Sony’s imminent PlayStation 4 is essentially a PC, and not an especially high-specced one at that. While many developers, including Epic Games, have been extolling the console’s virtues as the future of video gaming, just how does Sony’s new box compare?
Epic recently unveiled their Unreal engine 4 elemental demo running on actual PS4 hardware, and the folks at Eurogamer’s Digital Foundry have put up a comparison video.
Here it is.
Epic says the demo has been retooled, but it’s quite plain to see that the PS4 demo just doesn’t quite compare. Textures seem a little flatter, and there are noticeable fewer particle effects. worse is that the real-time global Illumination seems to be missing, replaced with baked in Lightmass lighting.
"The biggest casualty is the omission of real-time global illumination, which produced some really impressive lighting in the original presentation," says Digital Foundry in their report. "GPU particles are fewer in number, depth of field has been significantly retooled and isn’t quite as impactful on PS4, while object-based motion blur appears to have been removed. The flowing lava effect had real depth and texture to it in the original PC version – on PS4, it’s significantly flatter."
Epic’s senior graphics engineer Brian Karis says the two are closer than it might seem at first glance.
"Feature wise most everything is the same, AA resolution, meshes, textures (PS4 has tons of memory), DOF (I assure you both use the same Bokeh DOF, not sure why that one shot has different focal range), motion blur.

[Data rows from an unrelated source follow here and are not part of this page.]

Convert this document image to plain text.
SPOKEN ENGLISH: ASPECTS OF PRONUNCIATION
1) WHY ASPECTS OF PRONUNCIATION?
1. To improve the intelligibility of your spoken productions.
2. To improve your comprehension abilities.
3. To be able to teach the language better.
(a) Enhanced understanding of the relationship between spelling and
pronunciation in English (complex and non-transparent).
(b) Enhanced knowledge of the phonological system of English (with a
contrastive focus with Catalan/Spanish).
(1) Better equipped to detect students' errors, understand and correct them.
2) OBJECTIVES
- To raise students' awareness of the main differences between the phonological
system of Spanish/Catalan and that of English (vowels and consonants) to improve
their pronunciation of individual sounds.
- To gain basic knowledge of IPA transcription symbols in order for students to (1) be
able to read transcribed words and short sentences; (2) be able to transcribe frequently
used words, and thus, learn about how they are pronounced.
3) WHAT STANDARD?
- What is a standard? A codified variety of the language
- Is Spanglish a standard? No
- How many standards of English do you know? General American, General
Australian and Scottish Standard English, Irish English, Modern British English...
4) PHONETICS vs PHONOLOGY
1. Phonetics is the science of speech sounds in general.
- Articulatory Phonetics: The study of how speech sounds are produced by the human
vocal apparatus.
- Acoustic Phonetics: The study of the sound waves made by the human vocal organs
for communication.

"Biggest differences are SVOGI has been replaced with a more efficient GI solution, a slight scale down in the number of particles for some FX, and tessellation is broken on ps4 in the current build which the lava used for displacement. We will fix the tessellation in the future.
It’s worth noting that while the PC version was running on pretty high end PC hardware; top of the line i7 CPU and Nvidia’s GTX 680, which makes the PS4’s attempt at parity pretty impressive, considering you’re pitting a $1200 PC against a $400 console.
It’s probably also prudent to note that the PS4 is running some new API’s, while developers are already quite well versed with the DirectX 11 tech running on the PC – so it’s safe to say that over time, the PS4 will still compete.